信玄と一緒にいる二人の姿が目に飛び込んでくる。

 

 外からは見えなかったが、ここからだとはっきり見える。



 何故、伊勢が信玄と一緒にいるのだ。


 足が勝手に出窓のテーブルへと進んでいた。


「伊勢」


「あっ。謙信様」


「何故、信玄と一緒にいる? 」


「おう。謙信。何をピリピリしている。実はな、この二人の通う女学校に講演を頼まれて講師として通うことになったんだ。今日は1回目の講演をして来た。講演後の昼食時、偶然一緒になって二人にフルーツパフェをご馳走すると約束したんだ。まっ。偶然も実は必然ってこともありえるけどな……ハハハハ」


「伊勢。出るぞ」


 今入って来たばかりの謙信が伊勢を連れて帰ろうとする。


「えっー伊勢。謙信様の事を好きだって聞いてはいたけど、謙信様も伊勢のことが好きだったの」


「もう……幸ったら……」

 頬を染める伊勢。


「謙信、今入って来た色っぽい女はお前の連れではないのか? お前を探してるようだぞ。あれは……志乃公爵夫人じゃないか。未亡人とデートとはお前もなかなかだな」


「何だと……お前には関係ない」


「えっ……謙信様。そうなのですか? 」

 急に不安そうな顔になる伊勢。


 入り口でキョロキョロとしている女性に目がいく。


 芸者上がりの志乃は、容姿端麗とは言い難いが、溢れ出る色気はさすが売れっ子芸者だっただけはある。

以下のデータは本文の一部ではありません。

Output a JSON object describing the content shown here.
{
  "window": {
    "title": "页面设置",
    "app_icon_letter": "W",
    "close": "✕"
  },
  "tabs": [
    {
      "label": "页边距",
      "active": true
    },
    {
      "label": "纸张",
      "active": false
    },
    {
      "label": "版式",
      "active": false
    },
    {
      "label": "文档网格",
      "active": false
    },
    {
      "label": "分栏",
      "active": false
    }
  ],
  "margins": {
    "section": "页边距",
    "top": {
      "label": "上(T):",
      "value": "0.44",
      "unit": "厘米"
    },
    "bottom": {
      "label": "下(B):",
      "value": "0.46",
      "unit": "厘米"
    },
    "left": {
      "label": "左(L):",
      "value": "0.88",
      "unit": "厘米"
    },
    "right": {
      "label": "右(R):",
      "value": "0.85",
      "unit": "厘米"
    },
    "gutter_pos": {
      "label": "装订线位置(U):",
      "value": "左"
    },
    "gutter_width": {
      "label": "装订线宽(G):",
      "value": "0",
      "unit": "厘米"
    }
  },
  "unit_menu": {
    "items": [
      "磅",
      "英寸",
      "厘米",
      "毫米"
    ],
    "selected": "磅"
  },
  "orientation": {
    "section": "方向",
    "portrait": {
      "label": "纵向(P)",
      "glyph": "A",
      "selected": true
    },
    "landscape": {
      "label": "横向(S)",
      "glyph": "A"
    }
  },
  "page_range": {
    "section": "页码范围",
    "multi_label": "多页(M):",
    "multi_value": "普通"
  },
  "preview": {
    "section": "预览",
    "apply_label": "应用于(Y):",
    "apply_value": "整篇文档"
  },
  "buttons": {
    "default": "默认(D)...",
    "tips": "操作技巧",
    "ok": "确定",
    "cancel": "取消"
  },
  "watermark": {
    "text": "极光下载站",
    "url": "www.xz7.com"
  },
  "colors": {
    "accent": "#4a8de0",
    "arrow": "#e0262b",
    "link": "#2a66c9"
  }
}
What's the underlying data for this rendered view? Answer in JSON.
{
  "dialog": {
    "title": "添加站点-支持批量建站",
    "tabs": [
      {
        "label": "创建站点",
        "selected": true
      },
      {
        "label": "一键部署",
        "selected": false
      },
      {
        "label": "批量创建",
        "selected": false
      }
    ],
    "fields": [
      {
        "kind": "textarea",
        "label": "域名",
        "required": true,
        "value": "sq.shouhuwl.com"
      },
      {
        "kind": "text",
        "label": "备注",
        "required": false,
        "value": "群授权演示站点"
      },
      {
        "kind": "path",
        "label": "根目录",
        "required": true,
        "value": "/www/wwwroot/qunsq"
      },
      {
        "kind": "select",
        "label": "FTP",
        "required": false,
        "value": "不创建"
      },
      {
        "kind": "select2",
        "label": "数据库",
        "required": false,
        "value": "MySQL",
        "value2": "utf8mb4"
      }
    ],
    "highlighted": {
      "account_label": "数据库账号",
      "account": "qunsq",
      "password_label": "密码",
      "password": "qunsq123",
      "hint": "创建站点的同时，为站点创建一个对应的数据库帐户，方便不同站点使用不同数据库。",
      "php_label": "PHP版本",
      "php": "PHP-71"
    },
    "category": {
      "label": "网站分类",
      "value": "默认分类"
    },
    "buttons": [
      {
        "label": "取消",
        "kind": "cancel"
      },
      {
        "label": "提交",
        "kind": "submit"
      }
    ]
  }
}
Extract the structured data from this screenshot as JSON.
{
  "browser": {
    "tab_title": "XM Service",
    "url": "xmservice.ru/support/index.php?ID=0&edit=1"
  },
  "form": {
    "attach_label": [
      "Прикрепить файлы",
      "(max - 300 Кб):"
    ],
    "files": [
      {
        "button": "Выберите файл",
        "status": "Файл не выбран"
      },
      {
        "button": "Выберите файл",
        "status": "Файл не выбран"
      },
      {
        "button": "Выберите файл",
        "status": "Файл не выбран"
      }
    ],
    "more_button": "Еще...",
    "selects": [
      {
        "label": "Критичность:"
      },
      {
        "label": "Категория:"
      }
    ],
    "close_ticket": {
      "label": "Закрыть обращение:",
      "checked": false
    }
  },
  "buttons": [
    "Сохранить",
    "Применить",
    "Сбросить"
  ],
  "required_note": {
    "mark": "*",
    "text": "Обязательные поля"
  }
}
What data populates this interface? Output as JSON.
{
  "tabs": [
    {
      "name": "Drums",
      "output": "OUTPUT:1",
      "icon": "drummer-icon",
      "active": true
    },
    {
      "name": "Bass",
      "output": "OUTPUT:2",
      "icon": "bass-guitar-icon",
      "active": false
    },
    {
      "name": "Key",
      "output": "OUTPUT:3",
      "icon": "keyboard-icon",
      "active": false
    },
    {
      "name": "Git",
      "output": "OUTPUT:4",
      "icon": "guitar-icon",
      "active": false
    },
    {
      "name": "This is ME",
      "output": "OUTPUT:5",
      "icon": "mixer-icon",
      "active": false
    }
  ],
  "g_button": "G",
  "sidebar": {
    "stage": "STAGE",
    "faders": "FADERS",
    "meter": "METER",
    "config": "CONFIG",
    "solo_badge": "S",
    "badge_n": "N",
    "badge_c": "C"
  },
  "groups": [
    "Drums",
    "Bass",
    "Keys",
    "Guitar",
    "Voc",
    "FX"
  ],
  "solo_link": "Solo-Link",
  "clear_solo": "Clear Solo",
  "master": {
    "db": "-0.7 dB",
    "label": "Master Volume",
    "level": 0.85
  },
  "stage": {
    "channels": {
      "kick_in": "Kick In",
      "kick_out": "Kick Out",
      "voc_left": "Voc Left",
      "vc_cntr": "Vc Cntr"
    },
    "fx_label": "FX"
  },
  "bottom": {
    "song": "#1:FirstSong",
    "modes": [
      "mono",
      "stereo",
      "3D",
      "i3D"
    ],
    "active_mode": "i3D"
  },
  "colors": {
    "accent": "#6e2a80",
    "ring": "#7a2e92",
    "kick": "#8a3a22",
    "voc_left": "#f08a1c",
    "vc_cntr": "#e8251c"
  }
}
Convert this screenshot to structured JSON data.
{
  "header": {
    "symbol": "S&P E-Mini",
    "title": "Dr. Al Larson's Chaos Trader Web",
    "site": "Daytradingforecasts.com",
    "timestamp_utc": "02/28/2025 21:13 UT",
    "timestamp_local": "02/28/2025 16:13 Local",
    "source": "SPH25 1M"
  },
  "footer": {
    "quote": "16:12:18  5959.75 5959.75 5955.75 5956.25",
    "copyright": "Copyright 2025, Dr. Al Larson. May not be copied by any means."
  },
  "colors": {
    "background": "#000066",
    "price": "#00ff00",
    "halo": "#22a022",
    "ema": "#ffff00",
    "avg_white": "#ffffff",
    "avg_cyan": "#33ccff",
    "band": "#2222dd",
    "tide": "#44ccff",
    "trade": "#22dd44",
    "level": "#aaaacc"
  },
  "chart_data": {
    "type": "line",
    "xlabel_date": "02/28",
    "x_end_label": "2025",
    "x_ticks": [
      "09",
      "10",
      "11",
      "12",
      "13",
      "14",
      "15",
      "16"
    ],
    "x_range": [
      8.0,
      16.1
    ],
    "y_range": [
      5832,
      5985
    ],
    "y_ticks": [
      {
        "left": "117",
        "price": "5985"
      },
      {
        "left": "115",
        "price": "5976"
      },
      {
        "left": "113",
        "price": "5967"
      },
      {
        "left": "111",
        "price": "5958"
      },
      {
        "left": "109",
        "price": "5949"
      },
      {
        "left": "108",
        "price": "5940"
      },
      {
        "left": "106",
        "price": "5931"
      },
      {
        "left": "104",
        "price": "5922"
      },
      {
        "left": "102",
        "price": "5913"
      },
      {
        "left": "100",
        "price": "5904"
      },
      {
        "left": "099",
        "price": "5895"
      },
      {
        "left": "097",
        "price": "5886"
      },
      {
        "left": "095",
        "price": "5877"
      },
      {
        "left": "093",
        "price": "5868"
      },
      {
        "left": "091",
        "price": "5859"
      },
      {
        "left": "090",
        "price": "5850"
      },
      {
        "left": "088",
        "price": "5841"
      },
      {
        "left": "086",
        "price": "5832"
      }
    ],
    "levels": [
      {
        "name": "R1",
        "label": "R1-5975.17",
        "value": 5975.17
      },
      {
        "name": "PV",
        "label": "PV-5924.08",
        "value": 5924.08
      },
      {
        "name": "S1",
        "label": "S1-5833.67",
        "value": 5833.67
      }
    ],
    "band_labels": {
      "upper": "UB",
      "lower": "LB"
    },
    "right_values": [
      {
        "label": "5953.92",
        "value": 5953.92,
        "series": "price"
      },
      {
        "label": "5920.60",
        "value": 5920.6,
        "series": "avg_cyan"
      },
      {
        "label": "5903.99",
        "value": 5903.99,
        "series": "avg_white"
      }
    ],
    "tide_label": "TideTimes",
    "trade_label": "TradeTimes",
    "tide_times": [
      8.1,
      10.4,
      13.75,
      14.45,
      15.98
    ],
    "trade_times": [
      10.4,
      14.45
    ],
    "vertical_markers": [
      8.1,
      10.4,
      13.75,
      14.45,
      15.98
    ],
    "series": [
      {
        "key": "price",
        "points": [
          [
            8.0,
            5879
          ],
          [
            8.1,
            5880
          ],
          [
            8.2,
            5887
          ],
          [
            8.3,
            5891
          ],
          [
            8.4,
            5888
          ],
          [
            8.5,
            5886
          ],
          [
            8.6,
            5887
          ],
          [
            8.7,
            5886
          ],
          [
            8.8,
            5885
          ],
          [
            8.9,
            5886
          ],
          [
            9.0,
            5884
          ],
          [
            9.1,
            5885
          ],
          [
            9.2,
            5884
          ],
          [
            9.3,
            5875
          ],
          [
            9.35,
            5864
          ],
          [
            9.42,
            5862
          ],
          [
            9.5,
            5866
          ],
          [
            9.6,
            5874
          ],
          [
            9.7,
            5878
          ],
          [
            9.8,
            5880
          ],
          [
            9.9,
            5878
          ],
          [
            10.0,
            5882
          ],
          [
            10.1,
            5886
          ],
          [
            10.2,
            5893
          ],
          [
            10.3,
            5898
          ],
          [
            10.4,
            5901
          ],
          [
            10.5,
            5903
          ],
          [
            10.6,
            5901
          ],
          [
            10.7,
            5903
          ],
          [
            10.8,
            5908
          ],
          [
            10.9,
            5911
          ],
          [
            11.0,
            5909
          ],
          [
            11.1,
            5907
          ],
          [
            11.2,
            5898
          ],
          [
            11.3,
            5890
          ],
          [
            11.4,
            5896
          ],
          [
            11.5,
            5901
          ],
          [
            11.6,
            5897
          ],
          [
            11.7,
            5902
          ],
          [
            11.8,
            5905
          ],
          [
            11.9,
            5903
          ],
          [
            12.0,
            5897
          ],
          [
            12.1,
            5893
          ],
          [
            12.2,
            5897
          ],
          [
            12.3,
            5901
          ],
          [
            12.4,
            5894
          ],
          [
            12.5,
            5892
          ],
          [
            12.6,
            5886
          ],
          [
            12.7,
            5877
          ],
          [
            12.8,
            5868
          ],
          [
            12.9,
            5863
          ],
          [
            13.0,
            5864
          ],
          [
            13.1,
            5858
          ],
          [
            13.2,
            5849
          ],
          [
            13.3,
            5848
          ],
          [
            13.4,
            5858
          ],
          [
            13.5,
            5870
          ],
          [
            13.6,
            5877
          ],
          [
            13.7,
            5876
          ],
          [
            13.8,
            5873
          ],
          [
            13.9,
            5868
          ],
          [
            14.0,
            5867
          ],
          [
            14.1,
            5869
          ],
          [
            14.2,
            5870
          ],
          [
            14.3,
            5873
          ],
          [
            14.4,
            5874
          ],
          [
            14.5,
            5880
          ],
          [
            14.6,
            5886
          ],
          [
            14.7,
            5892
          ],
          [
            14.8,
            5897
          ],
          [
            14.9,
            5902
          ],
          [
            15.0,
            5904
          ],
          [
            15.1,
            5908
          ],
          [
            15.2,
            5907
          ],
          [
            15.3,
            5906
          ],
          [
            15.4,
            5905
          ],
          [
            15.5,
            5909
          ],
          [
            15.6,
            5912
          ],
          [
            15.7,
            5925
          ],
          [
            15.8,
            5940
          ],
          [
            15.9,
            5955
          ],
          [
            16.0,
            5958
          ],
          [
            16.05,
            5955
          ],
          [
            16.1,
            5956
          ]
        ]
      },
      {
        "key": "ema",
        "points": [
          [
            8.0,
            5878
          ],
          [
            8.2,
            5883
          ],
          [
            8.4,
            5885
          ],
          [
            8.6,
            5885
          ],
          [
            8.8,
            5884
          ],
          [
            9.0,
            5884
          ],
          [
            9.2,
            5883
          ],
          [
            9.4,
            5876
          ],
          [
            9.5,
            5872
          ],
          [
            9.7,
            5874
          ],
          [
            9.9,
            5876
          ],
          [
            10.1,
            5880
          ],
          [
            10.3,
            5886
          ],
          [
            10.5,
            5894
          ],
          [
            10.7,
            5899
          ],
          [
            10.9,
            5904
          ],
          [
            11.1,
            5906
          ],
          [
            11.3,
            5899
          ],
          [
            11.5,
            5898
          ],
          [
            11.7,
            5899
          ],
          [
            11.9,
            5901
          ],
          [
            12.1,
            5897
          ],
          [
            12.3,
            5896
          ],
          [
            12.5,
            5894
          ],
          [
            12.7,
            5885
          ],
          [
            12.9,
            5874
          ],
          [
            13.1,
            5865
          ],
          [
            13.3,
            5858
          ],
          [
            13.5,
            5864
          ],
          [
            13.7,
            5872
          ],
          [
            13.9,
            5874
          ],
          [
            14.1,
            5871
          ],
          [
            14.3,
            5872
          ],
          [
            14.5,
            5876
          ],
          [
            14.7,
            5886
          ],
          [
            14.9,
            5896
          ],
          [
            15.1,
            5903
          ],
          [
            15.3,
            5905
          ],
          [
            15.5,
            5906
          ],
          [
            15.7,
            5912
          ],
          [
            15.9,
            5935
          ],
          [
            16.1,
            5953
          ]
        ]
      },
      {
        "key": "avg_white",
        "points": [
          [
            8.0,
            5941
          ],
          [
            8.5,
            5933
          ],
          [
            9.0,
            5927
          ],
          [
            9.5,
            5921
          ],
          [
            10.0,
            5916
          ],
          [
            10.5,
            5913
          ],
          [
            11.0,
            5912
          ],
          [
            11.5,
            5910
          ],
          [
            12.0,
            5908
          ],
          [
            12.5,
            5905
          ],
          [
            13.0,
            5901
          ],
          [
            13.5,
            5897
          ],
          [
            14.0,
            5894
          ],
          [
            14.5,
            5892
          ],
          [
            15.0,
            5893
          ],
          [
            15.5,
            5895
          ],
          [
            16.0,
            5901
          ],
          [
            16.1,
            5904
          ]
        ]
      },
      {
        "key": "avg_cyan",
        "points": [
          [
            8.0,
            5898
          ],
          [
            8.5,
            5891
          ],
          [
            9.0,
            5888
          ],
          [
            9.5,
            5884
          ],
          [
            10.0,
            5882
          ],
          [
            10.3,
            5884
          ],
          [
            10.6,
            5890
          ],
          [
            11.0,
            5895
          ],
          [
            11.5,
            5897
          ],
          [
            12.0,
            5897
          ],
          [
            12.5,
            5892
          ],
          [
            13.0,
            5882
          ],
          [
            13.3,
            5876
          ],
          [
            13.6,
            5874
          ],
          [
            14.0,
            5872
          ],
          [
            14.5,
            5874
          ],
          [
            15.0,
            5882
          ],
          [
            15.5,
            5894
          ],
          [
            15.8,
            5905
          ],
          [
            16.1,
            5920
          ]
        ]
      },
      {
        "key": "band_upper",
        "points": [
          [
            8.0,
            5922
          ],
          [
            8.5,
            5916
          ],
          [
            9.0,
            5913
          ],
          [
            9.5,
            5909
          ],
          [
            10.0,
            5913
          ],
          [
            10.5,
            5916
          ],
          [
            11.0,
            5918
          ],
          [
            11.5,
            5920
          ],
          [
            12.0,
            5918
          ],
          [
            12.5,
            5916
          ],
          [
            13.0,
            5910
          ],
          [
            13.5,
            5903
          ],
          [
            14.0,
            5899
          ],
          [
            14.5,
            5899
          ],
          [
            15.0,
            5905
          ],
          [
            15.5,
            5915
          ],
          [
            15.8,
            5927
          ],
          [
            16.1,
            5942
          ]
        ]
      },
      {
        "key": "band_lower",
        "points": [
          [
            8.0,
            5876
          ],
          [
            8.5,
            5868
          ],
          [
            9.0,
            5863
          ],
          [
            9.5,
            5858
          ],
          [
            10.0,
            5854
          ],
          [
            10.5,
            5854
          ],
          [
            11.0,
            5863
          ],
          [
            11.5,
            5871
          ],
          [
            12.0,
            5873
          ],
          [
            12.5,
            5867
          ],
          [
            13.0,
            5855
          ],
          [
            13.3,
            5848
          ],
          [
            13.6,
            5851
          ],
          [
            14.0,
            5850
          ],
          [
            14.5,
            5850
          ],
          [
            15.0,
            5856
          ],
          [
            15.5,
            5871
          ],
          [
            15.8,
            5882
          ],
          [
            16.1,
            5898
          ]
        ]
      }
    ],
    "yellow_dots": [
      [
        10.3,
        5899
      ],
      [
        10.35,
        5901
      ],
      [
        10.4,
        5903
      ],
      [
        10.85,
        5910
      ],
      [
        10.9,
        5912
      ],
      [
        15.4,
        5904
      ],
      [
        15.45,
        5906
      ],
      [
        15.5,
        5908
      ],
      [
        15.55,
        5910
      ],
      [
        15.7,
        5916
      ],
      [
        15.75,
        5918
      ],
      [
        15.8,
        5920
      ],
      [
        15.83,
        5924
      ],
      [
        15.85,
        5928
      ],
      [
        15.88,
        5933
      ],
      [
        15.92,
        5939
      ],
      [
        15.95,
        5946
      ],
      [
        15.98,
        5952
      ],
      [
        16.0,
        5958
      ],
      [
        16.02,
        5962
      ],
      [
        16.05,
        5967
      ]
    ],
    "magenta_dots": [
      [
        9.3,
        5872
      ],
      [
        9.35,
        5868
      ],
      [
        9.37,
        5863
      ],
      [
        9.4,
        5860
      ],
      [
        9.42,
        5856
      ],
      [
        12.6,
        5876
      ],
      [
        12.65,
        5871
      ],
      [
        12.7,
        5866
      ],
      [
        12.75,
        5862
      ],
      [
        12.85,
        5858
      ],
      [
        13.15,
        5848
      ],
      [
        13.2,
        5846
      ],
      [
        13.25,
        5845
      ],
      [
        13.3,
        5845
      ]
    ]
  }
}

 男達は、誰もが志乃の色気に振り向くほどで、鹿鳴館でもその名を轟かせていた。


「あ〜ら。謙信様。ここにいらっしゃったのね。早く着いたので、先に入って待つ時間を楽しもうと思っていたのですが、早く会いたい気持ちがあなたにも伝わったようですわね」


「志乃公爵夫人。お久しぶりですね」

 信玄が挨拶する。


「あら、信玄様。ご機嫌いかが? 信玄様もこちらにいらっしゃってたのね。それにしても、今日は可愛らしいお子様達をお連れだこと。どなたかにお守りでも頼まれましたの?ホホホ」


「あのっ。お言葉ですが……私と伊勢は子供ではありません」


「……幸。こういう時は黙っていた方がいいよ」

 子声でつぶやく伊勢。


「あらまぁ〜。威勢のいいお子様ですこと。こんな所で道草みちくさしててもよろしいのかしらね」


「志乃夫人。私の誘いで連れて来たお嬢さん達に失礼を言わないでいただきたいですね」

 信玄は大人の余裕で志乃にやり返す。


「ごめんあそばせ」


「そうですよねぇ〜、信玄様。私たち信玄様と一緒に来て楽しくおしゃべりしてたんですから……」


「……幸ったら」

 困り顔の伊勢。



「志乃夫人は、謙信と待ち合わせですか? 」

 そうと知りつつ、志乃に確認する信玄。


「そうですのよ。謙信様に折り入ってお話がありますの」


「それは、何か秘め事のようで怪しいですね」

 信玄がわざとらしく志乃に問いかける。


「あらっ。さすがに信玄様ね。大人の事情ってことで内緒にしておいてくださいね」


「謙信。お前と志乃夫人が逢引あいびきしているとは驚きだが、心配するな。内緒にしておいてやるぞ! 」


「何を言っている。逢引あいびきなどしていない」


「謙信様。そんな恥ずかしがらずとも良いではないですか……私は慕っているのですから……」

 志乃が謙信の腕に絡んでくる。


「志乃夫人。お話があるというので来ましたが、そのようなことでしたら帰ります」

 絡んで来た志乃の腕を振り払う。


「あらっ。嫌ですわ。話ぐらい聞いてくださいよ。あちらの席に参りましょう」


 仕方なく志乃夫人に連れ立って少し離れた席につく謙信。



 伊勢はその様子を見ていて、今にも泣きそうな顔をしている。


 謙信は、毎日書いている手紙にその日の出来事や明日の予定を書き綴っていた。志乃夫人の事も手紙に書いておいたので伊勢には伝わっていると信じていた。まさか……伊勢に手紙が届いていないとはつゆほどにも思っていない。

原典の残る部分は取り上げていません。